As a teenager in Houston in the late ’60s and early ’70s who excelled in science, Dr. Lawrence Slocki says his career options were twofold: join NASA or become a doctor. Dr. Slocki chose the latter and, after years in the South, is bringing his experience and expertise in obstetrics and gynecology to Vermont – a state where he has longed to work. “Vermont,” he says, “is a state of mind.” Feeling like he has stepped into a Norman Rockwell painting or – soon – a holiday greeting card, Dr. Slocki enthusiastically joined Gifford Medical Center in Randolph last month.
For years – the 33 years of their marriage, and even before – Dr. Slocki’s wife, Patricia, has been asking him to move to the Northeast where she is from. They met while he was at Princeton University in New Jersey for his pre-med undergraduate degree. She hoped he’d attend medical school in the Northeast, but he chose Baylor College of Medicine in his native Houston. Next came residency at the University of Texas Medical Branch at Galveston, also in Texas.
Twenty-eight years of medical practice in Texas and then Mississippi have followed. Dr. Slocki, a fellow with the American College of Obstetrics and Gynecology, worked for the majority of his career to date as a solo practitioner, meaning he was on call 24 hours a day, seven days a week. He also worked at a group practice and as locum tenens, or traveling physician filling in where needed.
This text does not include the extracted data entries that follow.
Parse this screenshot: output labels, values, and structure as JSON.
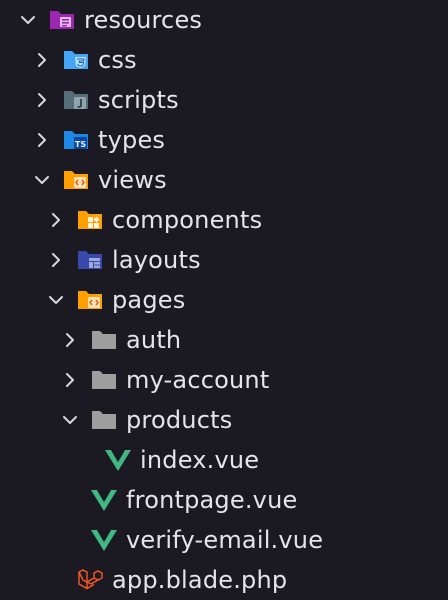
{
  "explorer": {
    "items": [
      {
        "label": "resources",
        "expanded": true,
        "icon": "folder-resources-icon"
      },
      {
        "label": "css",
        "expanded": false,
        "icon": "folder-css-icon"
      },
      {
        "label": "scripts",
        "expanded": false,
        "icon": "folder-scripts-icon"
      },
      {
        "label": "types",
        "expanded": false,
        "icon": "folder-typescript-icon"
      },
      {
        "label": "views",
        "expanded": true,
        "icon": "folder-views-icon"
      },
      {
        "label": "components",
        "expanded": false,
        "icon": "folder-components-icon"
      },
      {
        "label": "layouts",
        "expanded": false,
        "icon": "folder-layouts-icon"
      },
      {
        "label": "pages",
        "expanded": true,
        "icon": "folder-views-icon"
      },
      {
        "label": "auth",
        "expanded": false,
        "icon": "folder-icon"
      },
      {
        "label": "my-account",
        "expanded": false,
        "icon": "folder-icon"
      },
      {
        "label": "products",
        "expanded": true,
        "icon": "folder-icon"
      },
      {
        "label": "index.vue",
        "icon": "vue-icon"
      },
      {
        "label": "frontpage.vue",
        "icon": "vue-icon"
      },
      {
        "label": "verify-email.vue",
        "icon": "vue-icon"
      },
      {
        "label": "app.blade.php",
        "icon": "laravel-blade-icon"
      }
    ]
  },
  "colors": {
    "background": "#1b1a22",
    "text": "#e4e4ea",
    "chevron": "#d6d6de",
    "folder_purple": "#9c27b0",
    "folder_blue": "#42a5f5",
    "folder_gray": "#546e7a",
    "folder_ts_blue": "#1e88e5",
    "folder_orange": "#ffa000",
    "folder_indigo": "#3949ab",
    "folder_plain": "#9e9e9e",
    "vue_green": "#41b883",
    "laravel_red": "#ff5722"
  }
}
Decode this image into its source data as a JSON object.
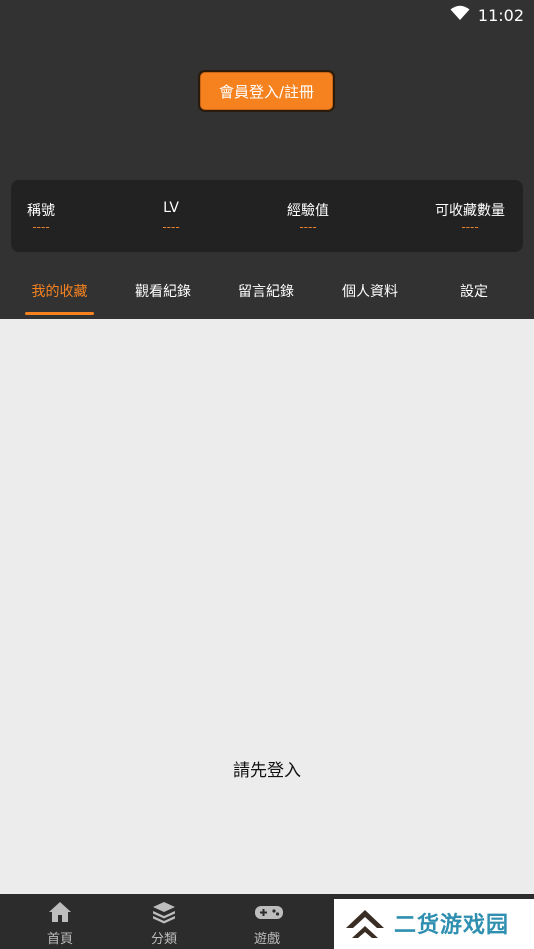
{
  "status_bar": {
    "time": "11:02"
  },
  "login_button": {
    "label": "會員登入/註冊"
  },
  "stats": [
    {
      "label": "稱號",
      "value": "----"
    },
    {
      "label": "LV",
      "value": "----"
    },
    {
      "label": "經驗值",
      "value": "----"
    },
    {
      "label": "可收藏數量",
      "value": "----"
    }
  ],
  "tabs": [
    {
      "label": "我的收藏",
      "active": true
    },
    {
      "label": "觀看紀錄",
      "active": false
    },
    {
      "label": "留言紀錄",
      "active": false
    },
    {
      "label": "個人資料",
      "active": false
    },
    {
      "label": "設定",
      "active": false
    }
  ],
  "content": {
    "empty_message": "請先登入"
  },
  "bottom_nav": [
    {
      "label": "首頁",
      "icon": "home-icon"
    },
    {
      "label": "分類",
      "icon": "layers-icon"
    },
    {
      "label": "遊戲",
      "icon": "gamepad-icon"
    }
  ],
  "watermark": {
    "text": "二货游戏园"
  },
  "colors": {
    "accent": "#f5821f",
    "header_bg": "#323232",
    "content_bg": "#ececec"
  }
}
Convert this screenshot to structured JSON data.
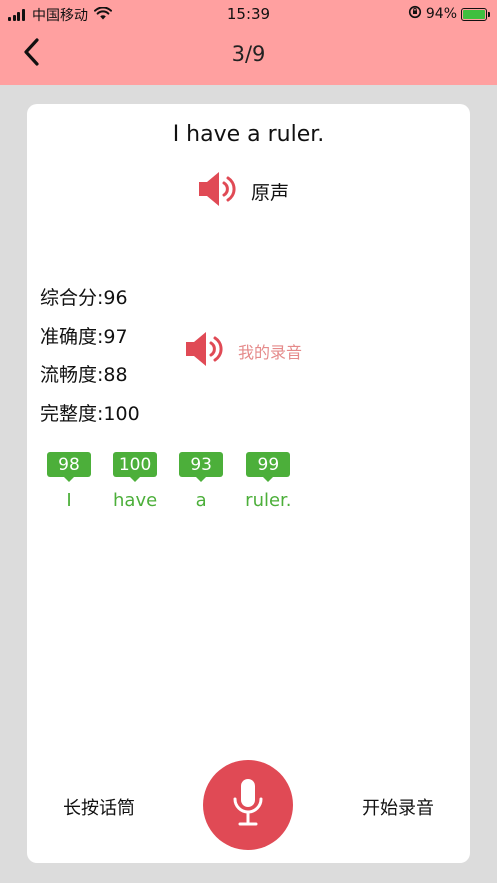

At Gifford, he is working with two other ob/gyns, a menopause expert and six certified nurse-midwives in practices in Randolph, Berlin, Bethel and White River Junction. Dr. Slocki is working in Randolph, where he and his wife have made temporary housing arrangements while looking for a permanent home in the village.
“Being an obstetrician, the thought of being able to walk to work at all hours and through all kinds of weather is very intriguing,” says Dr. Slocki, who has a special interest in high-risk births, laparoscopic surgery and infertility.
Birth, says Dr. Slocki, “is a miraculous experience.” And working as an ob/gyn is an opportunity to care for women as a surgeon, obstetrician and almost as an internal medicine physician. “It’s truly family practice to most every degree,” Dr. Slocki says. “You get a lot of rewards when people look to you for their health care.”
Dr. Slocki prides himself on taking time with patients, working to understand their complete medical history and treating the whole person. He hopes to bring this approach to patients for years to come at Gifford as he makes the medical center his final career stop and Randolph his long-time home.
Dr. Slocki and his wife have four grown children spread throughout the country. He’s looking forward to them visiting his picture perfect new state, and to winter. “We can’t wait,” he says. “This puts you back to touch with nature, with your God. It’s a whole new way of looking at the world, and we love it.”